The accuracy of diagnosis of stroke type (ischaemic or haemorrhagic) was excellent in the present study, with brain CT scan performed in all individuals whose African cultural taboos imposed social inhibitions on the carrying out of post mortem examinations to accurately certify the cause of death.35

This study reflects, by and large, the types of stroke deaths reported in the private sector, where the problem of accurate mortality statistics poses some limitations on the quality of data.35 Moreover, the possible bias related to the use of only clinical criteria was avoided. The study was limited to some degree by not considering smoking and alcohol intake in the interpretation of the influence of haematocrit and fibrinogen on stroke mortality. In the Framingham study, high haemoglobin levels, which are significantly associated with haematocrit, were positively related to an increased risk of stroke, whereas the significant relationship vanished after adjustment for smoking and hypertension.36

Since almost all stroke patients included in this study were hypertensives and died, it would have been senseless to enter hypertension and blood pressure in the logistic regression model that failed to outline the role of hypertension in stroke mortality. It has been demonstrated that elevated systolic blood pressure above 160 mmHg or its decrease below 140 mmHg were about three and two times more likely to cause stroke mortality,37 while from our previous studies, systolic blood pressure within the range 160–199 mmHg appeared to be optimal for survival10 in blacks.

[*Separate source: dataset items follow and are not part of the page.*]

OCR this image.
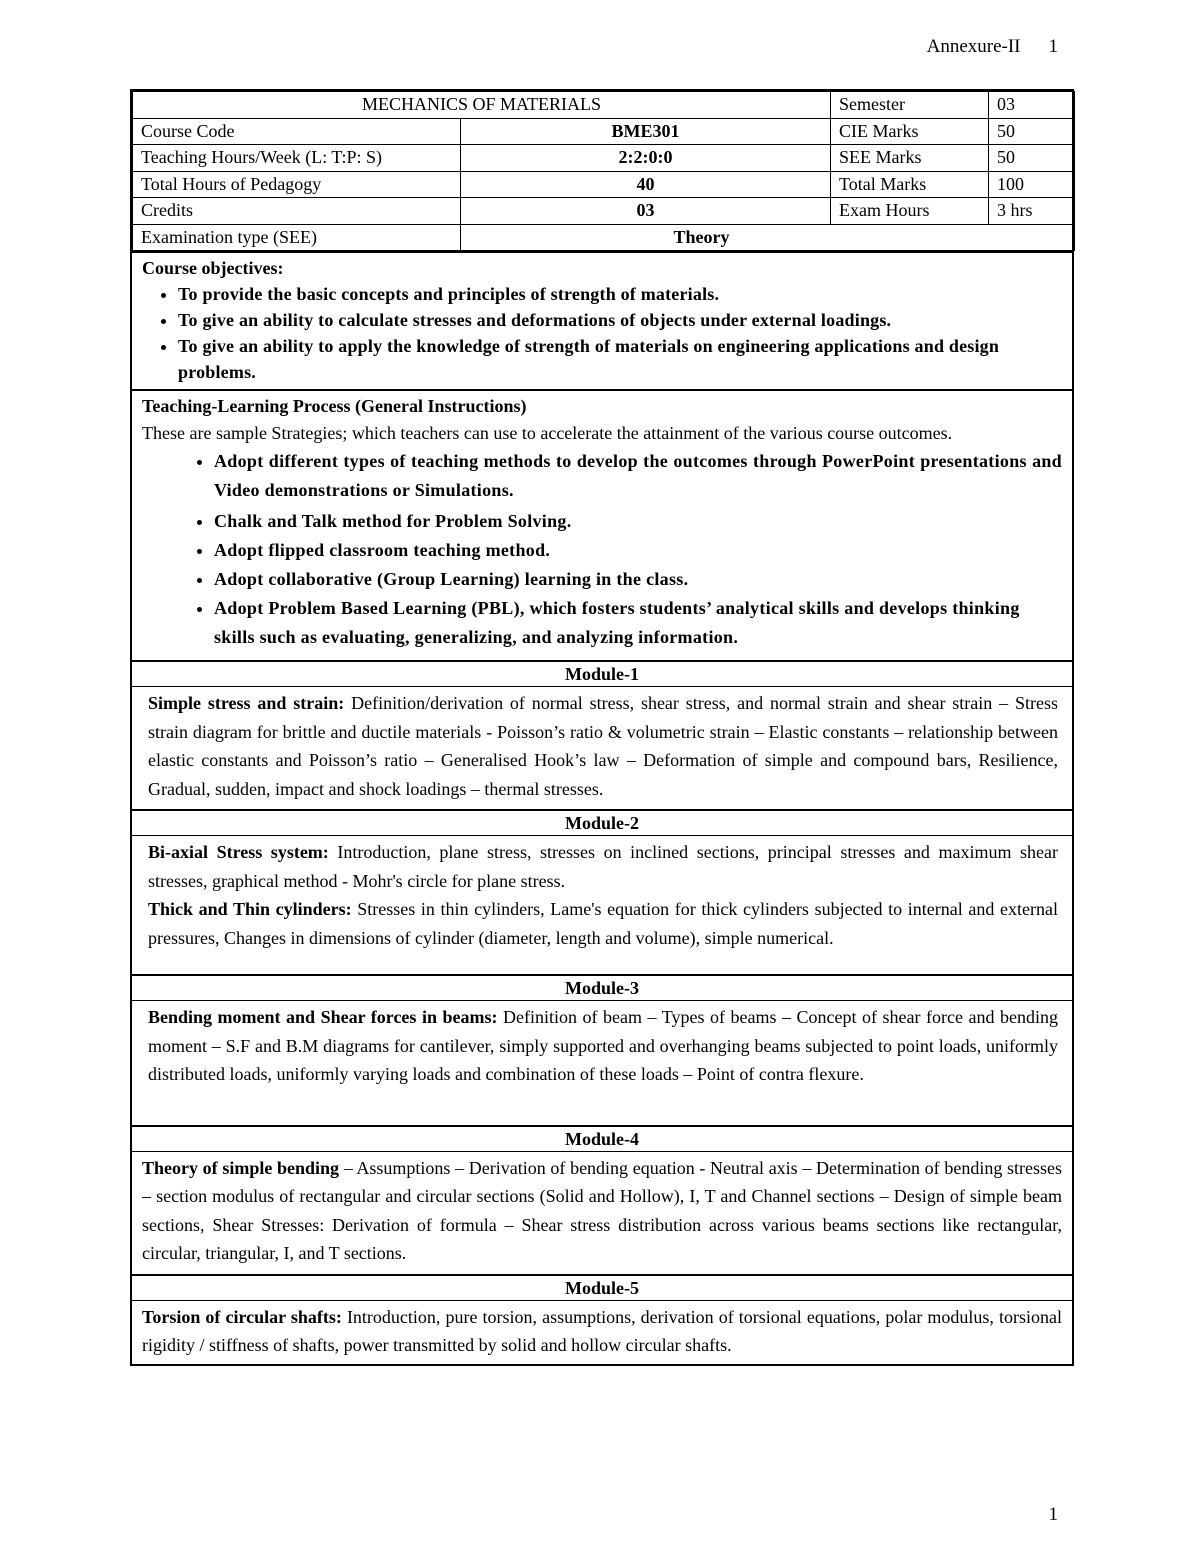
Annexure-II 1
MECHANICS OF MATERIALS		Semester	03
Course Code	BME301	CIE Marks	50
Teaching Hours/Week (L: T:P: S)	2:2:0:0	SEE Marks	50
Total Hours of Pedagogy	40	Total Marks	100
Credits	03	Exam Hours	3 hrs
Examination type (SEE)	Theory		
Course objectives:
• To provide the basic concepts and principles of strength of materials.
• To give an ability to calculate stresses and deformations of objects under external loadings.
• To give an ability to apply the knowledge of strength of materials on engineering applications and design problems.
Teaching-Learning Process (General Instructions)
These are sample Strategies; which teachers can use to accelerate the attainment of the various course outcomes.
• Adopt different types of teaching methods to develop the outcomes through PowerPoint presentations and Video demonstrations or Simulations.
• Chalk and Talk method for Problem Solving.
• Adopt flipped classroom teaching method.
• Adopt collaborative (Group Learning) learning in the class.
• Adopt Problem Based Learning (PBL), which fosters students’ analytical skills and develops thinking skills such as evaluating, generalizing, and analyzing information.
Module-1
Simple stress and strain: Definition/derivation of normal stress, shear stress, and normal strain and shear strain – Stress strain diagram for brittle and ductile materials - Poisson’s ratio & volumetric strain – Elastic constants – relationship between elastic constants and Poisson’s ratio – Generalised Hook’s law – Deformation of simple and compound bars, Resilience, Gradual, sudden, impact and shock loadings – thermal stresses.
Module-2
Bi-axial Stress system: Introduction, plane stress, stresses on inclined sections, principal stresses and maximum shear stresses, graphical method - Mohr's circle for plane stress.
Thick and Thin cylinders: Stresses in thin cylinders, Lame's equation for thick cylinders subjected to internal and external pressures, Changes in dimensions of cylinder (diameter, length and volume), simple numerical.
Module-3
Bending moment and Shear forces in beams: Definition of beam – Types of beams – Concept of shear force and bending moment – S.F and B.M diagrams for cantilever, simply supported and overhanging beams subjected to point loads, uniformly distributed loads, uniformly varying loads and combination of these loads – Point of contra flexure.
Module-4
Theory of simple bending – Assumptions – Derivation of bending equation - Neutral axis – Determination of bending stresses – section modulus of rectangular and circular sections (Solid and Hollow), I, T and Channel sections – Design of simple beam sections, Shear Stresses: Derivation of formula – Shear stress distribution across various beams sections like rectangular, circular, triangular, I, and T sections.
Module-5
Torsion of circular shafts: Introduction, pure torsion, assumptions, derivation of torsional equations, polar modulus, torsional rigidity / stiffness of shafts, power transmitted by solid and hollow circular shafts.
1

In general, age and hypertension are the most important risk factors for incidence of stroke in the developing world.34 Other factors such a diabetes mellitus and high lipid levels, which are less important in stroke than in heart disease in these developing countries,38 were not significant predictors of mortality in the African stroke patients in the present study.

Conclusion

Baseline age, leukocyte count, haematocrit, and blood glucose, haemoglobin and plasma fibrinogen levels were higher in subsequently fatal all-stroke patients than in non-fatal cases. Ischaemic stroke was the significant independent predictor of stroke case fatality. Higher fibrinogenaemia and hyperglycaemia were the risk factors of case fatality in patients with ischaemic stroke.